則光大太刀
Norimitsu Ōdachi
Aussi connu sous le nom de: Great Sword of Norimitsu; Kibitsu Shrine Great Sword; the Giant Sword
Description
The Norimitsu Ōdachi, enshrined at Kibitsu Jinja in Okayama City, is one of the largest surviving Japanese swords in existence — 377 cm (12.4 ft) in total length, with a blade of 228.8 cm (7.5 ft) and a weight of approximately 14.5 kg (32 lb). Forged by the Bizen Osafune smith Norimitsu during the late Muromachi period (post-Ōnin War, late 15th century), the sword far exceeds the limits of any practical weapon — its size and weight make it impossible to wield in combat — and was almost certainly crafted from the outset as a votive offering to the god of Kibitsu Shrine. Bizen Osafune (present-day Setouchi City, Okayama) was the greatest sword-producing center in Japanese history, with masters such as Mitsutada, Nagamitsu, Kagemitsu, and Kanemitsu defining the golden age of the craft. Norimitsu worked in the turbulent decades after the Ōnin War when demand for blades surged dramatically. The creation of a sword of this scale — requiring enlarged furnaces, multiple smiths working in coordination, and radically adapted heat-treatment techniques — represents the outer boundary of what the craft's technology could produce, and was understood as an act of supreme religious devotion: offering to the god the maximum possible expression of human skill. Kibitsu Jinja is one of Okayama's most ancient sanctuaries, dedicated to Ōkibitsu Hiko no Mikoto — the warrior deity credited with subduing the Kibi region, whose legend gave rise to the Momotarō (Peach Boy) folk tale. The Norimitsu Ōdachi stands today as the most dramatic possible illustration of the extremes of Japanese sword culture — a blade that transcends its function as a weapon to become a monument of faith, skill, and the aspiration to touch the divine.
Légendes et récits
The Norimitsu Ōdachi's legend begins with the god to whom it was offered.
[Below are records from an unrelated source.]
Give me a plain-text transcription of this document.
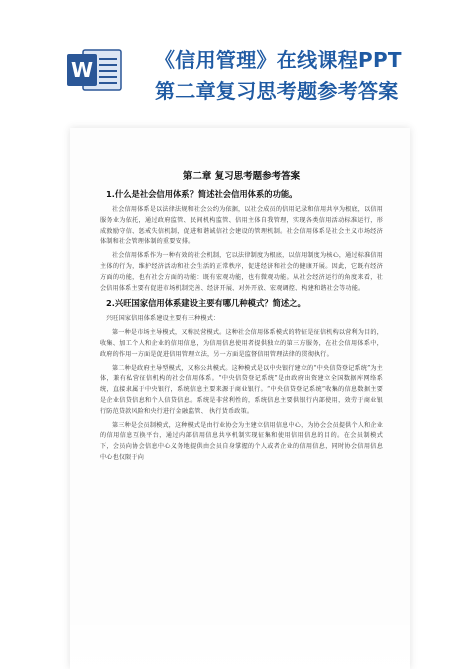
W	《信用管理》在线课程PPT
第二章复习思考题参考答案
第二章 复习思考题参考答案
1.什么是社会信用体系？简述社会信用体系的功能。

社会信用体系是以法律法规和社会公约为依据，以社会成员的信用记录和信用共享为根底，以信用服务业为依托，通过政府监管、民间机构监管、信用主体自我管理，实现各类信用活动标准运行，形成敦励守信、惩戒失信机制，促进和谐诚信社会建设的管理机制。社会信用体系是社会主义市场经济体制和社会管理体制的重要安排。

社会信用体系作为一种有效的社会机制，它以法律制度为根底，以信用制度为核心，通过标准信用主体的行为，维护经济活动和社会生活的正常秩序，促进经济和社会的健康开展。因此，它既有经济方面的功能，也有社会方面的功能：既有宏观功能，也有微观功能。从社会经济运行的角度来看，社会信用体系主要有促进市场机制完善、经济开展、对外开放、宏观调控、构建和谐社会等功能。

2.兴旺国家信用体系建设主要有哪几种模式？简述之。

兴旺国家信用体系建设主要有三种模式：

第一种是市场主导模式，又称民营模式。这种社会信用体系模式的特征是征信机构以营利为目的，收集、加工个人和企业的信用信息，为信用信息使用者提供独立的第三方服务，在社会信用体系中，政府的作用一方面是促进信用管理立法，另一方面是监督信用管理法律的贯彻执行。

第二种是政府主导型模式，又称公共模式。这种模式是以中央银行建立的“中央信贷登记系统”为主体，兼有私营征信机构的社会信用体系。“中央信贷登记系统”是由政府出资建立全国数据库网络系统，直接隶属于中央银行，系统信息主要来源于商业银行。“中央信贷登记系统”收集的信息数据主要是企业信贷信息和个人信贷信息。系统是非营利性的，系统信息主要供银行内部使用，效劳于商业银行防范贷款风险和央行进行金融监管、 执行货币政策。

第三种是会员制模式，这种模式是由行业协会为主建立信用信息中心，为协会会员提供个人和企业的信用信息互换平台，通过内部信用信息共享机制实现征集和使用信用信息的目的。在会员制模式下，会员向协会信息中心义务地提供由会员自身掌握的个人或者企业的信用信息，同时协会信用信息中心也仅限于向
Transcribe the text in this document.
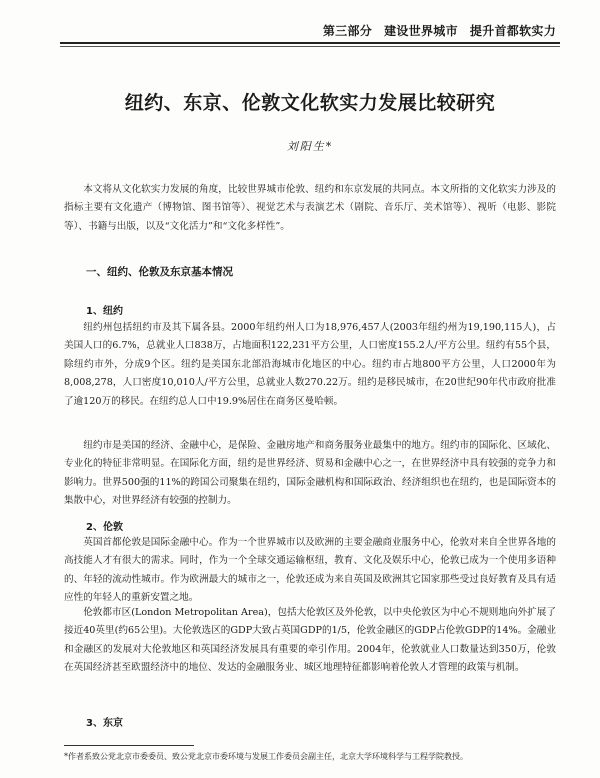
第三部分 建设世界城市 提升首都软实力
纽约、东京、伦敦文化软实力发展比较研究
刘阳生*
本文将从文化软实力发展的角度，比较世界城市伦敦、纽约和东京发展的共同点。本文所指的文化软实力涉及的指标主要有文化遗产（博物馆、图书馆等）、视觉艺术与表演艺术（剧院、音乐厅、美术馆等）、视听（电影、影院等）、书籍与出版，以及“文化活力”和“文化多样性”。
一、纽约、伦敦及东京基本情况
1、纽约
纽约州包括纽约市及其下属各县。2000年纽约州人口为18,976,457人(2003年纽约州为19,190,115人)，占美国人口的6.7%，总就业人口838万，占地面积122,231平方公里，人口密度155.2人/平方公里。纽约有55个县，除纽约市外，分成9个区。纽约是美国东北部沿海城市化地区的中心。纽约市占地800平方公里，人口2000年为8,008,278，人口密度10,010人/平方公里，总就业人数270.22万。纽约是移民城市，在20世纪90年代市政府批准了逾120万的移民。在纽约总人口中19.9%居住在商务区曼哈顿。
纽约市是美国的经济、金融中心，是保险、金融房地产和商务服务业最集中的地方。纽约市的国际化、区域化、专业化的特征非常明显。在国际化方面，纽约是世界经济、贸易和金融中心之一，在世界经济中具有较强的竞争力和影响力。世界500强的11%的跨国公司聚集在纽约，国际金融机构和国际政治、经济组织也在纽约，也是国际资本的集散中心，对世界经济有较强的控制力。
2、伦敦
英国首都伦敦是国际金融中心。作为一个世界城市以及欧洲的主要金融商业服务中心，伦敦对来自全世界各地的高技能人才有很大的需求。同时，作为一个全球交通运输枢纽，教育、文化及娱乐中心，伦敦已成为一个使用多语种的、年轻的流动性城市。作为欧洲最大的城市之一，伦敦还成为来自英国及欧洲其它国家那些受过良好教育及具有适应性的年轻人的重新安置之地。
伦敦都市区(London Metropolitan Area)，包括大伦敦区及外伦敦，以中央伦敦区为中心不规则地向外扩展了接近40英里(约65公里)。大伦敦选区的GDP大致占英国GDP的1/5，伦敦金融区的GDP占伦敦GDP的14%。金融业和金融区的发展对大伦敦地区和英国经济发展具有重要的牵引作用。2004年，伦敦就业人口数量达到350万，伦敦在英国经济甚至欧盟经济中的地位、发达的金融服务业、城区地理特征都影响着伦敦人才管理的政策与机制。
3、东京
*作者系致公党北京市委委员、致公党北京市委环境与发展工作委员会副主任，北京大学环境科学与工程学院教授。
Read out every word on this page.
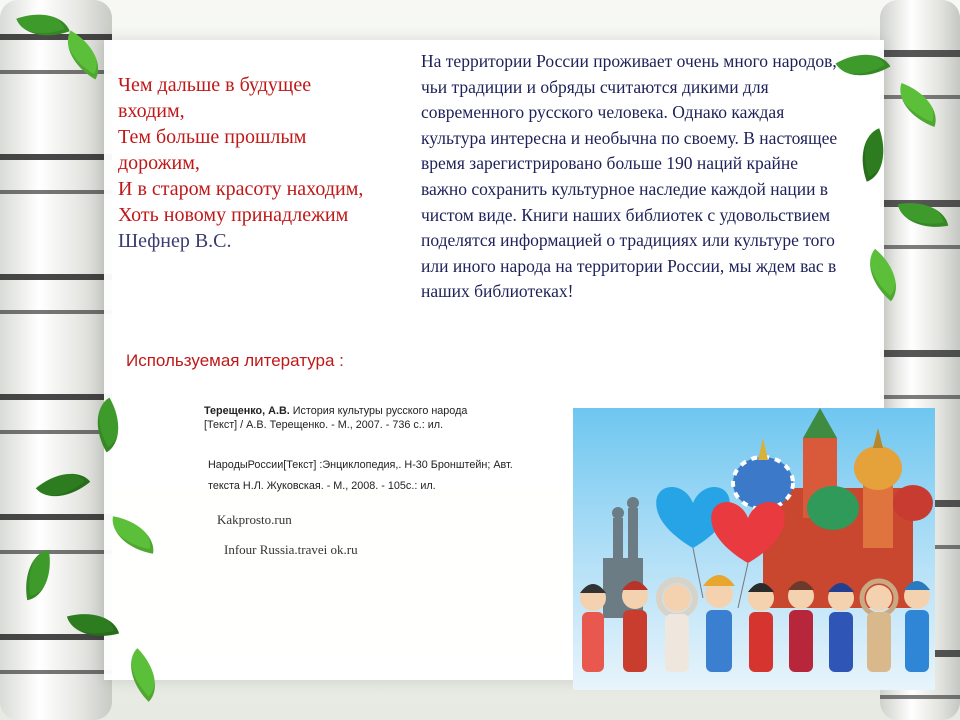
Чем дальше в будущее
входим,
Тем больше прошлым
дорожим,
И в старом красоту находим,
Хоть новому принадлежим
Шефнер В.С.

На территории России проживает очень много народов, чьи традиции и обряды считаются дикими для современного русского человека. Однако каждая культура интересна и необычна по своему. В настоящее время зарегистрировано больше 190 наций крайне важно сохранить культурное наследие каждой нации в чистом виде. Книги наших библиотек с удовольствием поделятся информацией о традициях или культуре того или иного народа на территории России, мы ждем вас в наших библиотеках!

Используемая литература :
Терещенко, А.В. История культуры русского народа [Текст] / А.В. Терещенко. - М., 2007. - 736 с.: ил.
НародыРоссии[Текст] :Энциклопедия,. Н-30 Бронштейн; Авт.
текста Н.Л. Жуковская. - М., 2008. - 105с.: ил.
Kakprosto.run
Infour Russia.travei ok.ru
Kibitsu Jinja is dedicated to Ōkibitsu Hiko no Mikoto, the great warrior deity who, according to ancient tradition, was dispatched as one of the Four Road Generals during the reign of Emperor Sujin to subdue Ura — a fearsome demon-king of the Kibi region who terrorized the land with his iron-working power and supernatural strength. The battle between the god and Ura was legendary in its ferocity: Ura fired stones at the hero, who split them with his arrows; Ura turned into a fish and fled into the sea, and the hero became a cormorant to pursue him; until at last Ura was beheaded and his severed head was buried beneath the site of the shrine. The head, tradition says, is still alive, and its groans animate the 'ringing cauldron' ritual (naru-kama shinji) through which the shrine still offers oracular divination today. This myth of the divine warrior slaying the demon of Kibi is widely recognized as one of the principal sources of the Momotarō (Peach Boy) folktale — Japan's most beloved legend of a hero who defeats demons — making Kibitsu Jinja the mythological homeland of Japan's most famous story of righteous sword-bearing heroism. Into this sacred space — where a god-hero's battle with evil is physically present in the groaning earth beneath the shrine's floor — Norimitsu the smith offered the greatest sword ever made: a blade so enormous that no human could wield it, a weapon fit only for a god. The Norimitsu Ōdachi is thus more than a technical marvel; it is an act of faith — the maximum expression of human craft offered as tribute to divine power, the ultimate answer to the question of what a Japanese sword can be.